Congrats! Have a soda and smile, as friends used to tell me. :)
That's wonderful! Congratulations!
Congratulations. It's quite an achievement!

Congrats! And if you can produce a final copy in just two drafts, then you're a way better writer than me! (And can you teach me how?)
Hm. Well, it's the final copy as far as I can tell. If either of my readers or my agent tells me it needs more work, then obviously it's not going to be a final copy in just two drafts. :-)

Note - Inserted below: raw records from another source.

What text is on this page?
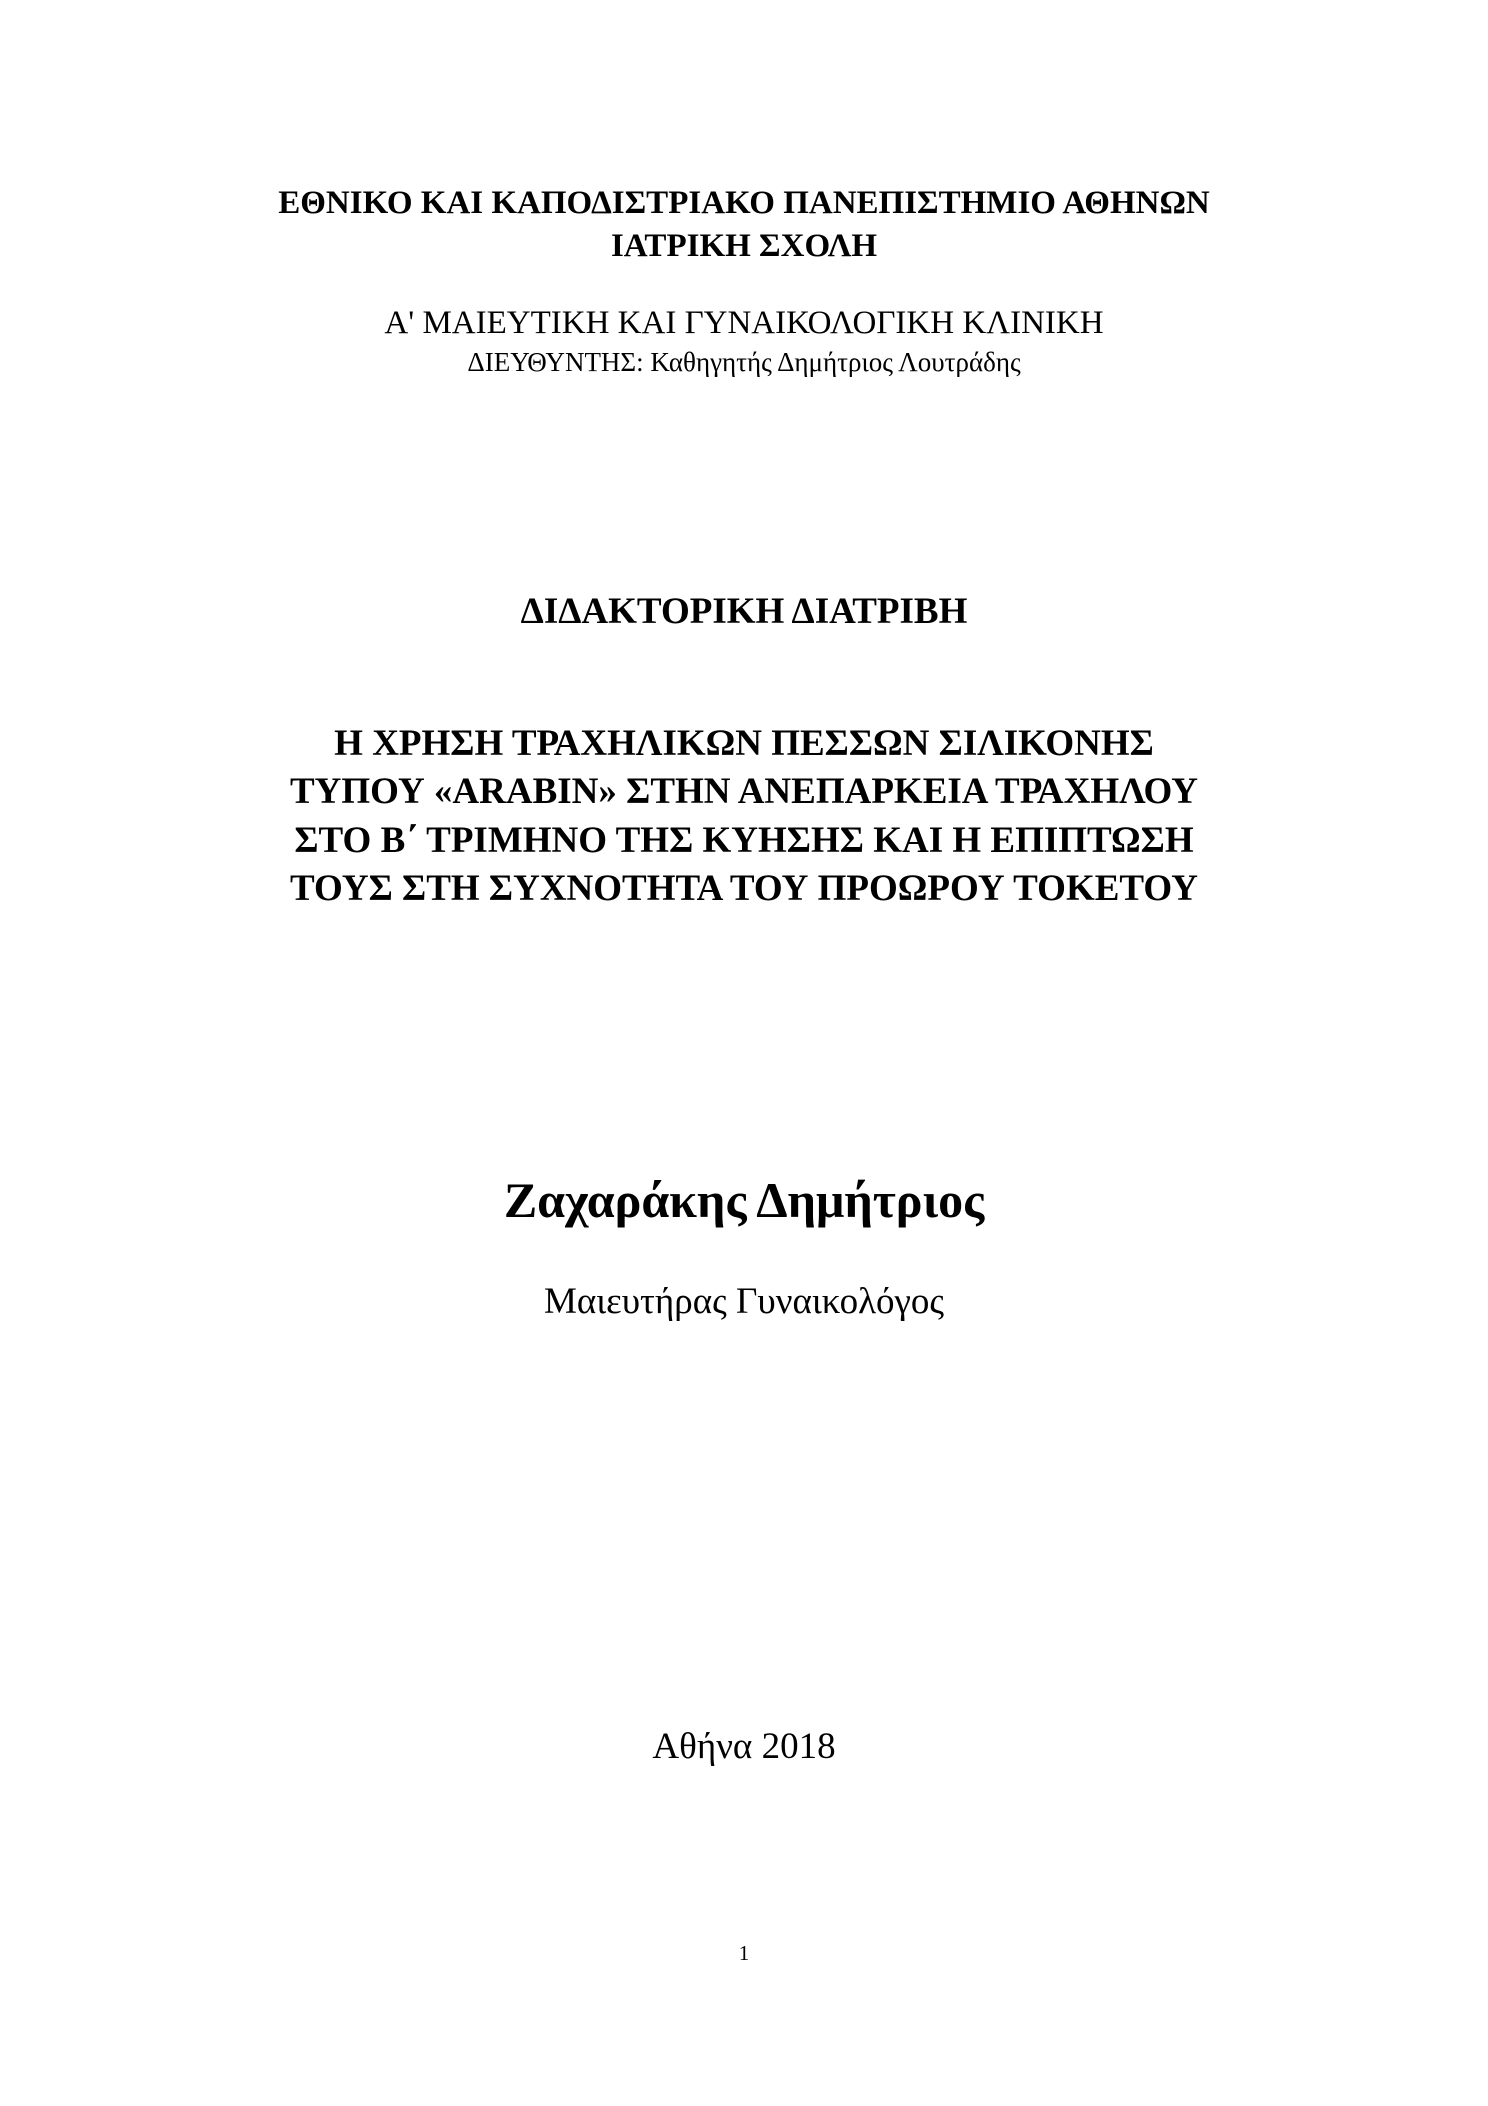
ΕΘΝΙΚΟ ΚΑΙ ΚΑΠΟΔΙΣΤΡΙΑΚΟ ΠΑΝΕΠΙΣΤΗΜΙΟ ΑΘΗΝΩΝ
ΙΑΤΡΙΚΗ ΣΧΟΛΗ
Α' ΜΑΙΕΥΤΙΚΗ ΚΑΙ ΓΥΝΑΙΚΟΛΟΓΙΚΗ ΚΛΙΝΙΚΗ
ΔΙΕΥΘΥΝΤΗΣ: Καθηγητής Δημήτριος Λουτράδης
ΔΙΔΑΚΤΟΡΙΚΗ ΔΙΑΤΡΙΒΗ
Η ΧΡΗΣΗ ΤΡΑΧΗΛΙΚΩΝ ΠΕΣΣΩΝ ΣΙΛΙΚΟΝΗΣ
ΤΥΠΟΥ «ARABIN» ΣΤΗΝ ΑΝΕΠΑΡΚΕΙΑ ΤΡΑΧΗΛΟΥ
ΣΤΟ Β΄ ΤΡΙΜΗΝΟ ΤΗΣ ΚΥΗΣΗΣ ΚΑΙ Η ΕΠΙΠΤΩΣΗ
ΤΟΥΣ ΣΤΗ ΣΥΧΝΟΤΗΤΑ ΤΟΥ ΠΡΟΩΡΟΥ ΤΟΚΕΤΟΥ
Ζαχαράκης Δημήτριος
Μαιευτήρας Γυναικολόγος
Αθήνα 2018
1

However, the answer kind of lies in advice that Scott Meredith gave in Writing to Sell, advice that Barry Malzberg followed and recommends himself. He basically suggests trying to make your first draft as close to your final draft as possible. In essence, that's what I was aiming to do.
The problem that I tend to have is that I don't realize until two or three drafts in that certain elements and/or characters aren't working. I get so deep into the universe that I have trouble seeing its flaws.
Here's something I do that may help -- after I write an outline, and then the first draft, I go back and revise the outline first. That allows me to see if the plot elements and characters are all working well together, before I delve into the second draft.
Hmm. Well, I'll try that with the next piece that I outline. My outlines aren't super detailed, though. They're more a series of landmarks that I know my plot and characters need to find to make it to their final destination. I haven't yet figured out a way to make them more substantial, since so much gels for me in the actual writing process.
Hmmmm. Interesting idea there. Then again, I haven't had the opportunity to write much fiction lately . . . but I'm going to keep this in mind!
I've been much the same way. Every mystery I've ever written has had a change in "villan" by the second draft. It happened by accident the first time, and I've come to enjoy watching it happen *grin*.

::big, squishy hugs::
Hey hey!! Congratulations on finishing the draft -- always a great feeling!
Rock on!

Hooray for you!
Mazel tov!
Woo hoo! Congrats, and I hope this one has a short and happy journey to the printing press.
I am SO looking forward to buying a hardcover when it comes out. I might ask you to sign it, but I won't ask for a freebie! *grin*

For what it would be worth, while I'd like to offer to read for you if you desired (there would be no pressure, of course), I just don't have the time right now to be sure I could read your novel with the attention it deserves. So you don't have to take the time to explain why it's far better to get the opinon of a professional novelist, than a person so far removed from the field as to be humorous *grin again*.

I can say, however, that I'm impressed yet again with your acheivements. Well done!